Canada’s inflation continued to decelerate on a year-ago basis for the seventh month in a row as the Bank of Canada’s rate-hike campaign to slow down the economy showed more results.
The consumer price index rose by 5.9% from 12 months ago in January, down from 6.3% in December, and lower than the market’s forecast at 6.1%.
Still, the Bank of Canada faces a long road to get inflation back to the central bank’s target rate of 2%.
The monthly change in inflation bounced back to an increase of 0.5% in January after falling by 0.6% previously on a non-seasonally adjusted basis.
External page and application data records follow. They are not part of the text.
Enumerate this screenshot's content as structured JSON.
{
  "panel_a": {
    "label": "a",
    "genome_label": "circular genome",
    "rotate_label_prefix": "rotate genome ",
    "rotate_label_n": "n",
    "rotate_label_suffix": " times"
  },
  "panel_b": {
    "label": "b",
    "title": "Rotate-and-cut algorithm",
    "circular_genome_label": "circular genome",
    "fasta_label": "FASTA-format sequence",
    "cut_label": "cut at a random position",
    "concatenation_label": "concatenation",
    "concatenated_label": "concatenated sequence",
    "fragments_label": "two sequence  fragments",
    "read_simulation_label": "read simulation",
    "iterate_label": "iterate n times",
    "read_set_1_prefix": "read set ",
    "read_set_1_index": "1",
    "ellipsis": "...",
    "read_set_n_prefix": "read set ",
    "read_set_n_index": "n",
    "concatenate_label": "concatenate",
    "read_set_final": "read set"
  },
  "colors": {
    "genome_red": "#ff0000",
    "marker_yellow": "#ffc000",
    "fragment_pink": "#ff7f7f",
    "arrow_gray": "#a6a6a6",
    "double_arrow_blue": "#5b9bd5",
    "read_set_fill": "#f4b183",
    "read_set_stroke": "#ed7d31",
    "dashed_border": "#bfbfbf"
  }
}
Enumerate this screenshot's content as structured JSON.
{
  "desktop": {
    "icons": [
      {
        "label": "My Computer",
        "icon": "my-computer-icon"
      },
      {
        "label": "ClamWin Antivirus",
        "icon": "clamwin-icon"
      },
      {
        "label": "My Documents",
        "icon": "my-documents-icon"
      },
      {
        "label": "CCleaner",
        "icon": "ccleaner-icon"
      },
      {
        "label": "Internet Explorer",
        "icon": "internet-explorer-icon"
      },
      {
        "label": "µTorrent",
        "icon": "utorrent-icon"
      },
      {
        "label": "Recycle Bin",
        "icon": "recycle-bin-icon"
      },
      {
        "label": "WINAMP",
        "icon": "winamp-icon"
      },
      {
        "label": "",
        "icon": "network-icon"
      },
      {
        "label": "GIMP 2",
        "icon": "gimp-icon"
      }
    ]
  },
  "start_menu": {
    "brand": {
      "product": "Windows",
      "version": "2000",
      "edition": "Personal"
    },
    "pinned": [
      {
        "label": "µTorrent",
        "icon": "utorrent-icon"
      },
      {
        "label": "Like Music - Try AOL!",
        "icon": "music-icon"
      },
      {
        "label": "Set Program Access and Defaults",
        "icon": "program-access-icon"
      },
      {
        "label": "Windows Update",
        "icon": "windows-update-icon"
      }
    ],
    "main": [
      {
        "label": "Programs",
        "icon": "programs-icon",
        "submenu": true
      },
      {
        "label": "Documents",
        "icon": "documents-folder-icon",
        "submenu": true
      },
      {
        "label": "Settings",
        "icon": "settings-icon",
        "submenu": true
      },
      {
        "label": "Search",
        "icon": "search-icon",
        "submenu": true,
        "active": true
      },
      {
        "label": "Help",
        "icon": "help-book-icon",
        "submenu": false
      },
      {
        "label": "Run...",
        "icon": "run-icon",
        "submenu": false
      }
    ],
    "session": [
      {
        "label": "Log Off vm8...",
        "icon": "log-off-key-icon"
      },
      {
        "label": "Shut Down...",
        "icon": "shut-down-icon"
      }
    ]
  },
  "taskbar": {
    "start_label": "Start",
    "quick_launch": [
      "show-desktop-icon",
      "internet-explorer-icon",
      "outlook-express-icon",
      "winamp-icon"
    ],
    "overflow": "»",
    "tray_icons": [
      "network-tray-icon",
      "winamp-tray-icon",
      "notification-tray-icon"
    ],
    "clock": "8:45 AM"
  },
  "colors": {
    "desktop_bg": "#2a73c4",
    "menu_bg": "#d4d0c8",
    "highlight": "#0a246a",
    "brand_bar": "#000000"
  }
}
After controlling for seasonal factors, inflation rose by 0.3% on the month.
While the yearly series has shown that inflation has fallen quickly, the monthly series suggests a more nuanced story.
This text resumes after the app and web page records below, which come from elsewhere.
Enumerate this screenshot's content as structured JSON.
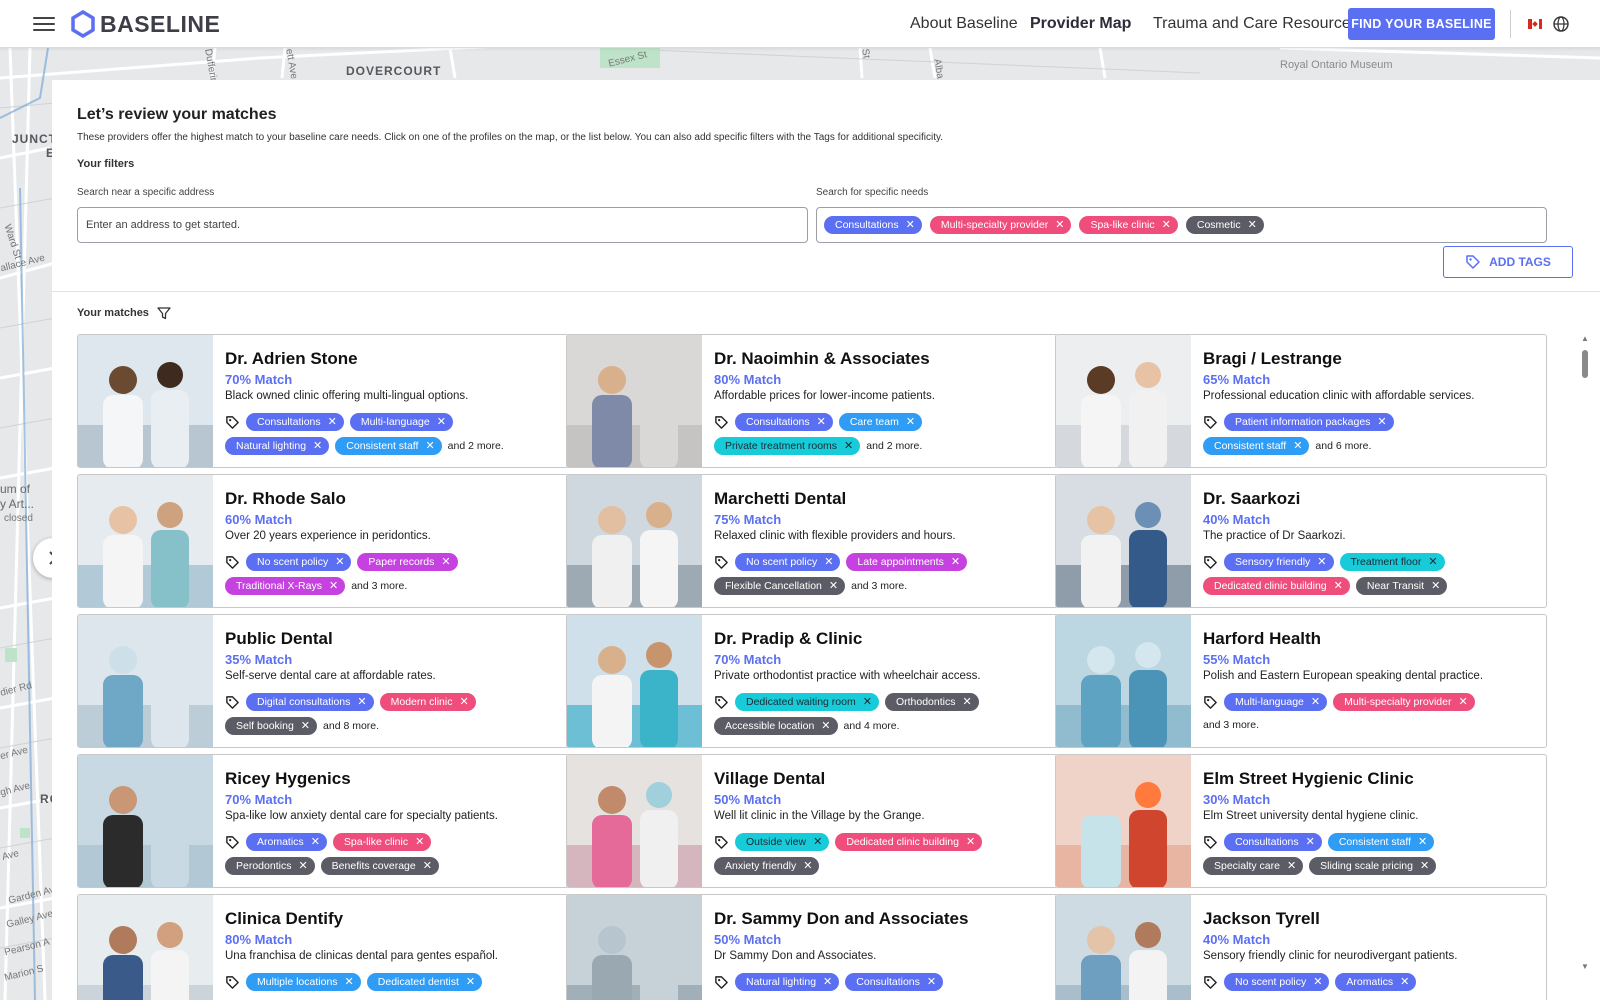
{
  "header": {
    "logo_text": "BASELINE",
    "nav": {
      "about": "About Baseline",
      "provider_map": "Provider Map",
      "resources": "Trauma and Care Resources"
    },
    "cta": "FIND YOUR BASELINE"
  },
  "map": {
    "labels": [
      "DOVERCOURT",
      "JUNCT",
      "E",
      "Ward St",
      "allace Ave",
      "um of",
      "y Art...",
      "closed",
      "dier Rd",
      "er Ave",
      "gh Ave",
      "RO",
      "Ave",
      "Garden Av",
      "Galley Ave",
      "Pearson A",
      "Marion S",
      "Dufferin",
      "ett Ave",
      "Essex St",
      "St",
      "Alba",
      "Royal Ontario Museum"
    ]
  },
  "panel": {
    "title": "Let’s review your matches",
    "description": "These providers offer the highest match to your baseline care needs. Click on one of the profiles on the map, or the list below. You can also add specific filters with the Tags for additional specificity.",
    "filters_label": "Your filters",
    "address_label": "Search near a specific address",
    "address_placeholder": "Enter an address to get started.",
    "needs_label": "Search for specific needs",
    "needs_tags": [
      {
        "label": "Consultations",
        "color": "#5b6ff2"
      },
      {
        "label": "Multi-specialty provider",
        "color": "#ef4d7b"
      },
      {
        "label": "Spa-like clinic",
        "color": "#ef4d7b"
      },
      {
        "label": "Cosmetic",
        "color": "#5c5c66"
      }
    ],
    "add_tags_label": "ADD TAGS",
    "matches_label": "Your matches"
  },
  "providers": [
    {
      "name": "Dr. Adrien Stone",
      "match": "70% Match",
      "desc": "Black owned clinic offering multi-lingual options.",
      "row1": [
        {
          "label": "Consultations",
          "c": "indigo"
        },
        {
          "label": "Multi-language",
          "c": "indigo"
        }
      ],
      "row2": [
        {
          "label": "Natural lighting",
          "c": "indigo"
        },
        {
          "label": "Consistent staff",
          "c": "blue"
        }
      ],
      "more": "and 2 more."
    },
    {
      "name": "Dr. Naoimhin & Associates",
      "match": "80% Match",
      "desc": "Affordable prices for lower-income patients.",
      "row1": [
        {
          "label": "Consultations",
          "c": "indigo"
        },
        {
          "label": "Care team",
          "c": "blue"
        }
      ],
      "row2": [
        {
          "label": "Private treatment rooms",
          "c": "cyan"
        }
      ],
      "more": "and 2 more."
    },
    {
      "name": "Bragi / Lestrange",
      "match": "65% Match",
      "desc": "Professional education clinic with affordable services.",
      "row1": [
        {
          "label": "Patient information packages",
          "c": "indigo"
        }
      ],
      "row2": [
        {
          "label": "Consistent staff",
          "c": "blue"
        }
      ],
      "more": "and 6 more."
    },
    {
      "name": "Dr. Rhode Salo",
      "match": "60% Match",
      "desc": "Over 20 years experience in peridontics.",
      "row1": [
        {
          "label": "No scent policy",
          "c": "indigo"
        },
        {
          "label": "Paper records",
          "c": "purple"
        }
      ],
      "row2": [
        {
          "label": "Traditional X-Rays",
          "c": "purple"
        }
      ],
      "more": "and 3 more."
    },
    {
      "name": "Marchetti Dental",
      "match": "75% Match",
      "desc": "Relaxed clinic with flexible providers and hours.",
      "row1": [
        {
          "label": "No scent policy",
          "c": "indigo"
        },
        {
          "label": "Late appointments",
          "c": "purple"
        }
      ],
      "row2": [
        {
          "label": "Flexible Cancellation",
          "c": "gray"
        }
      ],
      "more": "and 3 more."
    },
    {
      "name": "Dr. Saarkozi",
      "match": "40% Match",
      "desc": "The practice of Dr Saarkozi.",
      "row1": [
        {
          "label": "Sensory friendly",
          "c": "indigo"
        },
        {
          "label": "Treatment floor",
          "c": "cyan"
        }
      ],
      "row2": [
        {
          "label": "Dedicated clinic building",
          "c": "pink"
        },
        {
          "label": "Near Transit",
          "c": "gray"
        }
      ],
      "more": ""
    },
    {
      "name": "Public Dental",
      "match": "35% Match",
      "desc": "Self-serve dental care at affordable rates.",
      "row1": [
        {
          "label": "Digital consultations",
          "c": "indigo"
        },
        {
          "label": "Modern clinic",
          "c": "pink"
        }
      ],
      "row2": [
        {
          "label": "Self booking",
          "c": "gray"
        }
      ],
      "more": "and 8 more."
    },
    {
      "name": "Dr. Pradip & Clinic",
      "match": "70% Match",
      "desc": "Private orthodontist practice with wheelchair access.",
      "row1": [
        {
          "label": "Dedicated waiting room",
          "c": "cyan"
        },
        {
          "label": "Orthodontics",
          "c": "gray"
        }
      ],
      "row2": [
        {
          "label": "Accessible location",
          "c": "gray"
        }
      ],
      "more": "and 4 more."
    },
    {
      "name": "Harford Health",
      "match": "55% Match",
      "desc": "Polish and Eastern European speaking dental practice.",
      "row1": [
        {
          "label": "Multi-language",
          "c": "indigo"
        },
        {
          "label": "Multi-specialty provider",
          "c": "pink"
        }
      ],
      "row2": [],
      "more": "and 3 more."
    },
    {
      "name": "Ricey Hygenics",
      "match": "70% Match",
      "desc": "Spa-like low anxiety dental care for specialty patients.",
      "row1": [
        {
          "label": "Aromatics",
          "c": "indigo"
        },
        {
          "label": "Spa-like clinic",
          "c": "pink"
        }
      ],
      "row2": [
        {
          "label": "Perodontics",
          "c": "gray"
        },
        {
          "label": "Benefits coverage",
          "c": "gray"
        }
      ],
      "more": ""
    },
    {
      "name": "Village Dental",
      "match": "50% Match",
      "desc": "Well lit clinic in the Village by the Grange.",
      "row1": [
        {
          "label": "Outside view",
          "c": "cyan"
        },
        {
          "label": "Dedicated clinic building",
          "c": "pink"
        }
      ],
      "row2": [
        {
          "label": "Anxiety friendly",
          "c": "gray"
        }
      ],
      "more": ""
    },
    {
      "name": "Elm Street Hygienic Clinic",
      "match": "30% Match",
      "desc": "Elm Street university dental hygiene clinic.",
      "row1": [
        {
          "label": "Consultations",
          "c": "indigo"
        },
        {
          "label": "Consistent staff",
          "c": "blue"
        }
      ],
      "row2": [
        {
          "label": "Specialty care",
          "c": "gray"
        },
        {
          "label": "Sliding scale pricing",
          "c": "gray"
        }
      ],
      "more": ""
    },
    {
      "name": "Clinica Dentify",
      "match": "80% Match",
      "desc": "Una franchisa de clinicas dental para gentes español.",
      "row1": [
        {
          "label": "Multiple locations",
          "c": "blue"
        },
        {
          "label": "Dedicated dentist",
          "c": "blue"
        }
      ],
      "row2": [],
      "more": ""
    },
    {
      "name": "Dr. Sammy Don and Associates",
      "match": "50% Match",
      "desc": "Dr Sammy Don and Associates.",
      "row1": [
        {
          "label": "Natural lighting",
          "c": "indigo"
        },
        {
          "label": "Consultations",
          "c": "indigo"
        }
      ],
      "row2": [],
      "more": ""
    },
    {
      "name": "Jackson Tyrell",
      "match": "40% Match",
      "desc": "Sensory friendly clinic for neurodivergant patients.",
      "row1": [
        {
          "label": "No scent policy",
          "c": "indigo"
        },
        {
          "label": "Aromatics",
          "c": "indigo"
        }
      ],
      "row2": [],
      "more": ""
    }
  ],
  "icons": {
    "menu": "hamburger-icon",
    "logo": "hexagon-logo-icon",
    "flag": "canada-flag-icon",
    "globe": "globe-icon",
    "tag": "tag-icon",
    "filter": "filter-icon",
    "close": "close-icon",
    "chevron": "chevron-right-icon"
  },
  "colors": {
    "accent": "#5b6ff2",
    "pink": "#ef4d7b",
    "purple": "#c642e0",
    "gray": "#5c5c66",
    "cyan": "#17cbd9",
    "blue": "#2f9cf5"
  }
}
The core median and core trim series—which strips away more volatile components like food and energy—slowed in January to 5.0% and 5.1% on a year-ago basis yet remained above the central bank’s policy rate of 4.5%.
That certainly raises the question of whether monetary policy is restrictive enough to reduce inflation because it should take more time for the yearly inflation rate, especially the core rate, to move to below 4.5%.
While we don’t think January’s data is reason for more rate hikes, if inflation continues to rebound while the labor market keeps showing strong job gains, there is a chance that the central bank might surprise the market as it has several times in the past year.
Inside the data
Food prices drove most of the gains in January’s inflation, rising by 10.4% from a year ago and by 1.7% from a month ago.
Gasoline prices also made a comeback, rising by 4.7% from a month ago after plunging by 13.1% in December.
The shelter component continued to decelerate, rising by 0.1% from a month ago following a 0.4% increase in December. On a year-ago basis, shelter prices slowed to a 6.6% increase in January, down from 7.0% in December.